La Controversia en Castres: La Anulación de “Passeport”
La reciente decisión de la municipalidad de Castres, encabezada por el nuevo alcalde del partido Rassemblement National (RN), Florian Azéma, de cancelar la representación de la obra de teatro “Passeport” ha generado un aluvión de reacciones tanto locales como nacionales. La obra, escrita y dirigida por Alexis Michalik, narra el doloroso viaje de exiliados, abordando temas de identidad, integración y transmisión cultural.
La Anulación de la Obra
Alexis Michalik anunció en Instagram que la representación de “Passeport”, que estaba programada para febrero de 2027, había sido cancelada sin previo aviso. Aunque la pieza ya había sido aprobada y anunciada en la brochure cultural de la ciudad, Azéma argumentó que “el dinero público debe ser bien gastado” y que esta obra no se alinea con sus principios políticos.
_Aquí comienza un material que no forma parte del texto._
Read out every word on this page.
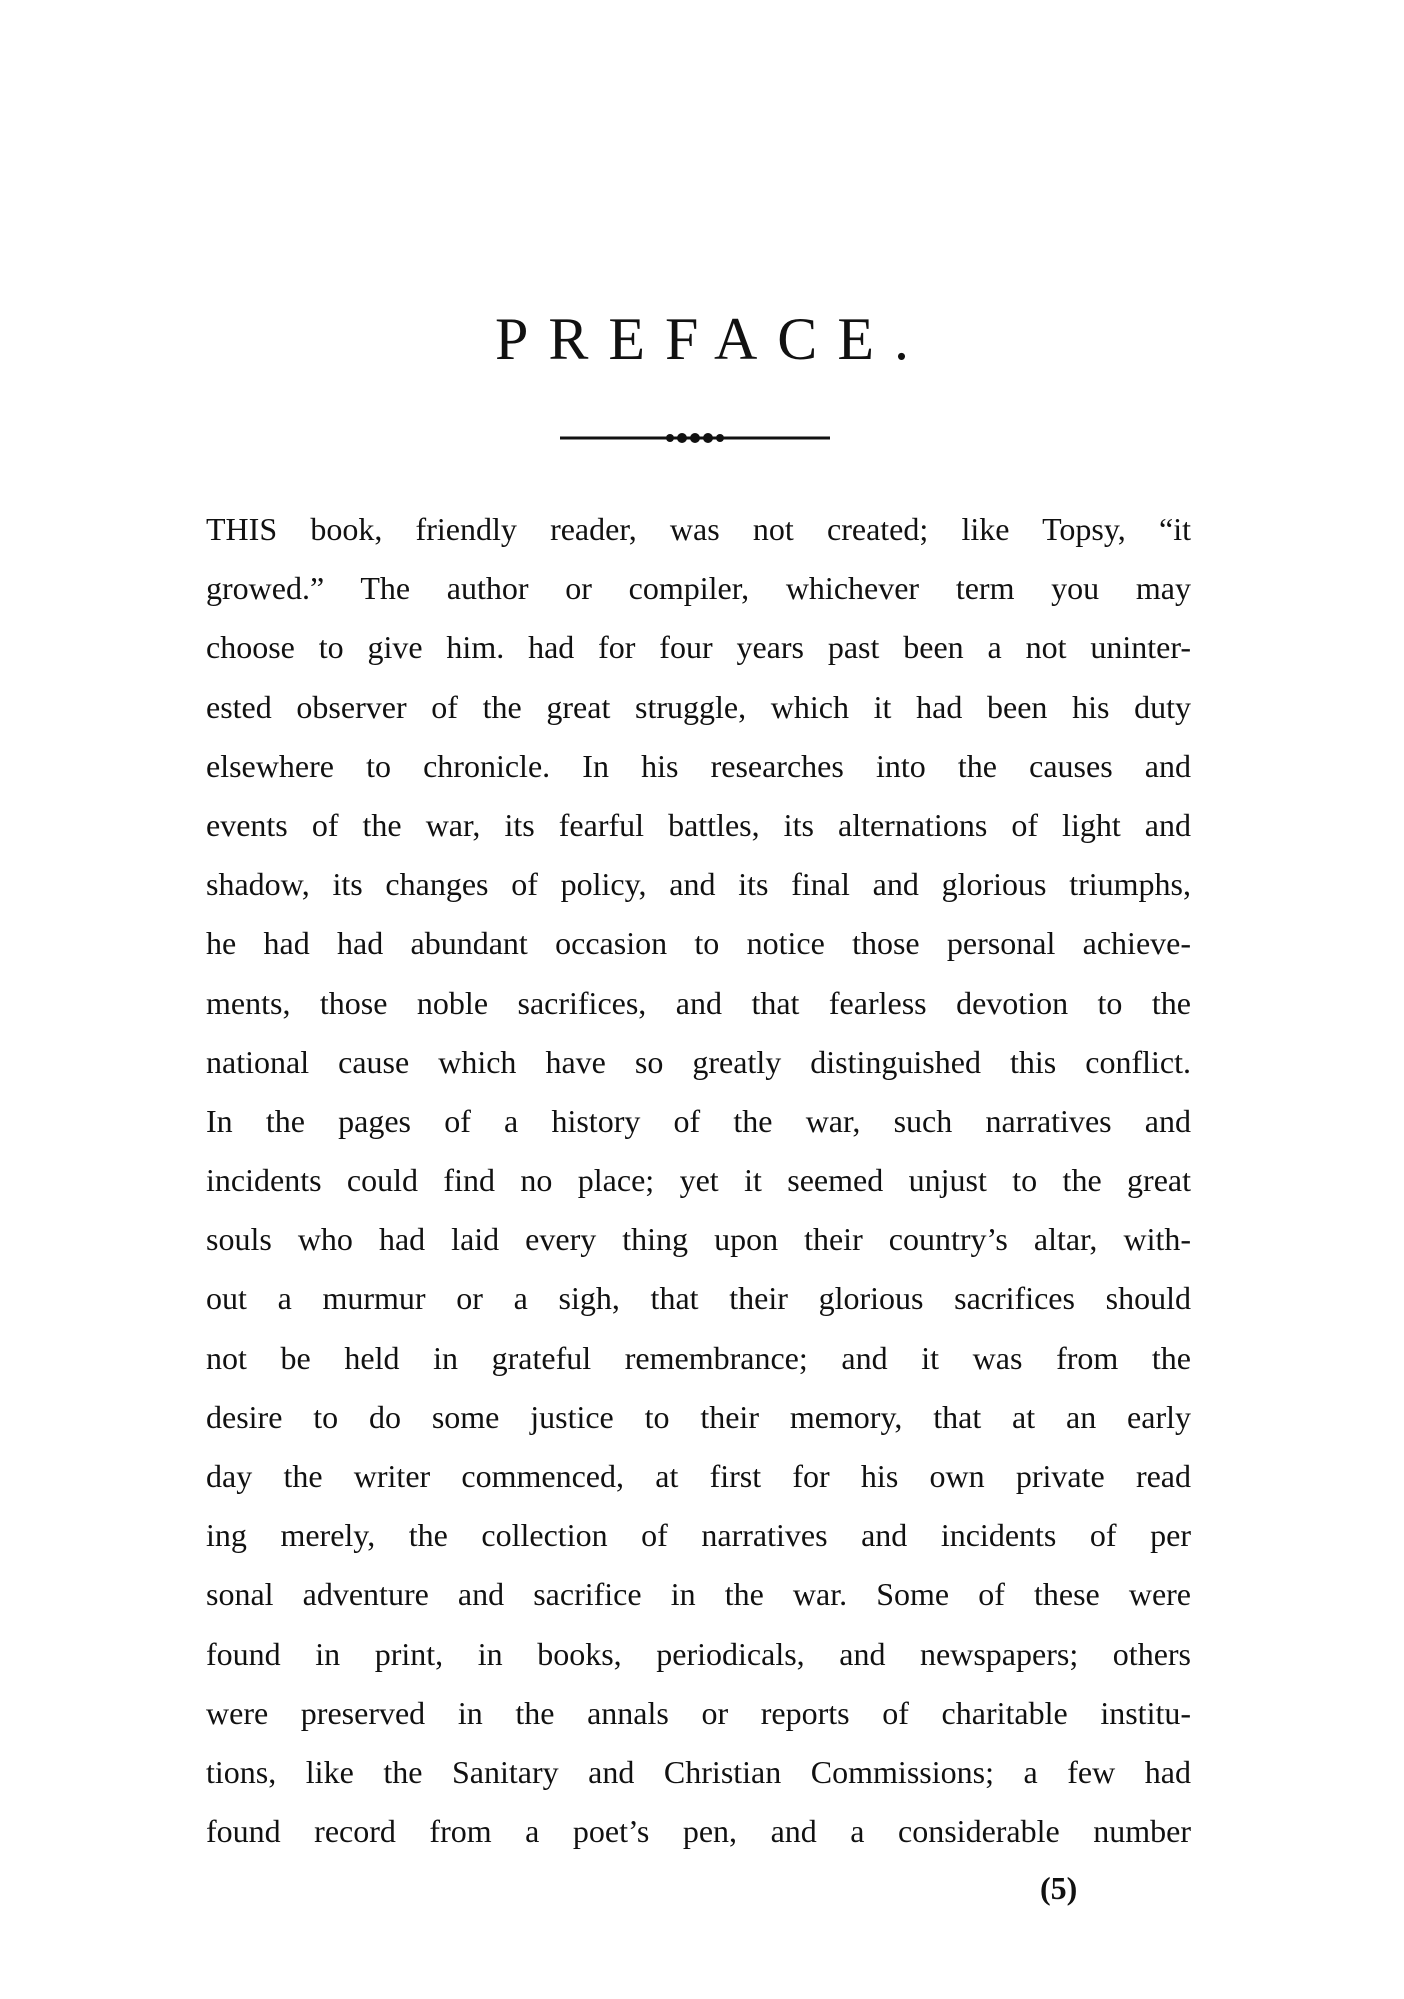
PREFACE.
THIS book, friendly reader, was not created; like Topsy, “it
growed.” The author or compiler, whichever term you may
choose to give him. had for four years past been a not uninter-
ested observer of the great struggle, which it had been his duty
elsewhere to chronicle. In his researches into the causes and
events of the war, its fearful battles, its alternations of light and
shadow, its changes of policy, and its final and glorious triumphs,
he had had abundant occasion to notice those personal achieve-
ments, those noble sacrifices, and that fearless devotion to the
national cause which have so greatly distinguished this conflict.
In the pages of a history of the war, such narratives and
incidents could find no place; yet it seemed unjust to the great
souls who had laid every thing upon their country’s altar, with-
out a murmur or a sigh, that their glorious sacrifices should
not be held in grateful remembrance; and it was from the
desire to do some justice to their memory, that at an early
day the writer commenced, at first for his own private read
ing merely, the collection of narratives and incidents of per
sonal adventure and sacrifice in the war. Some of these were
found in print, in books, periodicals, and newspapers; others
were preserved in the annals or reports of charitable institu-
tions, like the Sanitary and Christian Commissions; a few had
found record from a poet’s pen, and a considerable number
(5)
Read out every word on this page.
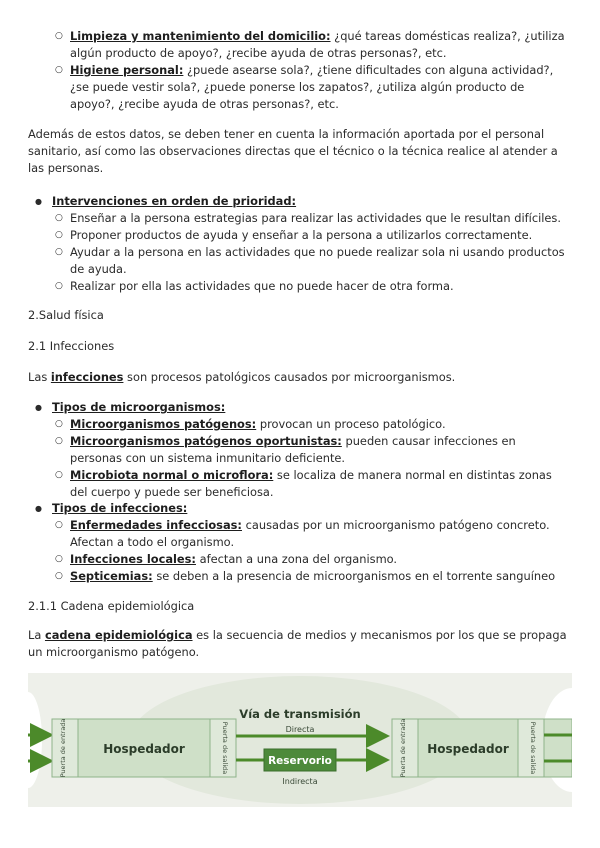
○ Limpieza y mantenimiento del domicilio: ¿qué tareas domésticas realiza?, ¿utiliza algún producto de apoyo?, ¿recibe ayuda de otras personas?, etc.
○ Higiene personal: ¿puede asearse sola?, ¿tiene dificultades con alguna actividad?, ¿se puede vestir sola?, ¿puede ponerse los zapatos?, ¿utiliza algún producto de apoyo?, ¿recibe ayuda de otras personas?, etc.
Además de estos datos, se deben tener en cuenta la información aportada por el personal sanitario, así como las observaciones directas que el técnico o la técnica realice al atender a las personas.
● Intervenciones en orden de prioridad:
○ Enseñar a la persona estrategias para realizar las actividades que le resultan difíciles.
○ Proponer productos de ayuda y enseñar a la persona a utilizarlos correctamente.
○ Ayudar a la persona en las actividades que no puede realizar sola ni usando productos de ayuda.
○ Realizar por ella las actividades que no puede hacer de otra forma.
2.Salud física
2.1 Infecciones
Las infecciones son procesos patológicos causados por microorganismos.
● Tipos de microorganismos:
○ Microorganismos patógenos: provocan un proceso patológico.
○ Microorganismos patógenos oportunistas: pueden causar infecciones en personas con un sistema inmunitario deficiente.
○ Microbiota normal o microflora: se localiza de manera normal en distintas zonas del cuerpo y puede ser beneficiosa.
● Tipos de infecciones:
○ Enfermedades infecciosas: causadas por un microorganismo patógeno concreto. Afectan a todo el organismo.
○ Infecciones locales: afectan a una zona del organismo.
○ Septicemias: se deben a la presencia de microorganismos en el torrente sanguíneo
2.1.1 Cadena epidemiológica
La cadena epidemiológica es la secuencia de medios y mecanismos por los que se propaga un microorganismo patógeno.
Hospedador
Puerta de entrada	Puerta de salida
Vía de transmisión
Directa
Reservorio
Indirecta
Hospedador
Puerta de entrada	Puerta de salida
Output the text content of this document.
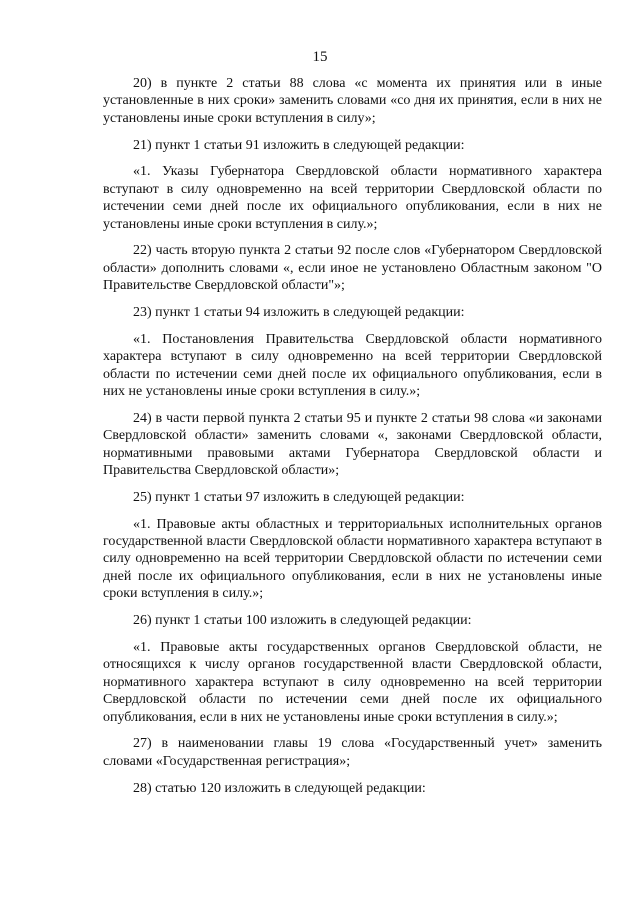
15

20) в пункте 2 статьи 88 слова «с момента их принятия или в иные установленные в них сроки» заменить словами «со дня их принятия, если в них не установлены иные сроки вступления в силу»;

21) пункт 1 статьи 91 изложить в следующей редакции:

«1. Указы Губернатора Свердловской области нормативного характера вступают в силу одновременно на всей территории Свердловской области по истечении семи дней после их официального опубликования, если в них не установлены иные сроки вступления в силу.»;

22) часть вторую пункта 2 статьи 92 после слов «Губернатором Свердловской области» дополнить словами «, если иное не установлено Областным законом "О Правительстве Свердловской области"»;

23) пункт 1 статьи 94 изложить в следующей редакции:

«1. Постановления Правительства Свердловской области нормативного характера вступают в силу одновременно на всей территории Свердловской области по истечении семи дней после их официального опубликования, если в них не установлены иные сроки вступления в силу.»;

24) в части первой пункта 2 статьи 95 и пункте 2 статьи 98 слова «и законами Свердловской области» заменить словами «, законами Свердловской области, нормативными правовыми актами Губернатора Свердловской области и Правительства Свердловской области»;

25) пункт 1 статьи 97 изложить в следующей редакции:

«1. Правовые акты областных и территориальных исполнительных органов государственной власти Свердловской области нормативного характера вступают в силу одновременно на всей территории Свердловской области по истечении семи дней после их официального опубликования, если в них не установлены иные сроки вступления в силу.»;

26) пункт 1 статьи 100 изложить в следующей редакции:

«1. Правовые акты государственных органов Свердловской области, не относящихся к числу органов государственной власти Свердловской области, нормативного характера вступают в силу одновременно на всей территории Свердловской области по истечении семи дней после их официального опубликования, если в них не установлены иные сроки вступления в силу.»;

27) в наименовании главы 19 слова «Государственный учет» заменить словами «Государственная регистрация»;

28) статью 120 изложить в следующей редакции:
El autor se mostró preocupado por las implicaciones que esta decisión podría tener para otras obras y artistas. Michalik sostuvo que la decisión de anular la presentación fue tomada “a última hora” por los nuevos ediles y expresó su deseo de que la decisión sea reconsiderada.
La Perspectiva del Alcalde
En una entrevista, Azéma defendió su actuación, afirmando que “tenía la total libertad” para modificar las decisiones de la anterior administración. Aseguró que no hubo cancelación formal ya que no se había firmado ningún contrato con Michalik. Para el alcalde, el enfoque de la obra, que “promueve a los clandestinos y trata de manera particular a las fuerzas del orden”, es incompatible con su agenda política.
Azéma aboga por un uso más “responsable” del presupuesto municipal, sugiriendo que las futuras representaciones culturales deberían centrarse en actividades como la danza, en lugar de piezas que traten temas polémicos como la inmigración.
La Reacción Pública y el Debate Cultural
La polémica ha ganado rápidamente atención en el ámbito nacional, atrayendo el apoyo de varios políticos de izquierda. Desde el líder de los diputados socialistas, Boris Vallaud, hasta el senador comunista Ian Brossat, varios han calificado la decisión como un acto de “censura cultural”. Vallaud subrayó que la decisión es un indicio de cómo la extrema derecha busca silenciar las voces disidentes.
Cancel Culture y la Libertad de Expresión
La anulación de “Passeport” ha sido vista por muchos como un ejemplo claro de “cancel culture”. Michalik expresó su preocupación sobre el futuro de las obras artísticas y la libertad de expresión. La idea de que un gobierno local elimine una obra por su contenido se percibe alarmante en un contexto democrático.
Respuestas desde la Derecha
Por otro lado, los representantes del RN han defendido su postura, afirmando que no se trató de una anulación, sino más bien de no retener la obra. El diputado Julien Odoul argumentó que la obra de Michalik, al promover ciertos mensajes, no debería recibir financiamiento público.
Otros críticos de la izquierda han mencionado el “doble rasero” en el financiamiento cultural, sugiriendo que la aprobación de obras con posturas ideológicas de izquierda sería poco probable en un contexto similar.
Conclusión: Un Debate Abierto
La decisión de anular “Passeport” en Castres refleja un conflicto más amplio sobre la libertad artística, la política y el uso del dinero público en la cultura. La obra, que aborda temas profundamente relevantes y humanos, invita a la reflexión sobre el papel que juega la cultura en la sociedad actual y los límites que se están estableciendo en torno a la expresión artística. Mientras el debate continúa, está claro que las implicaciones de esta decisión resonarán más allá de la ciudad de Castres.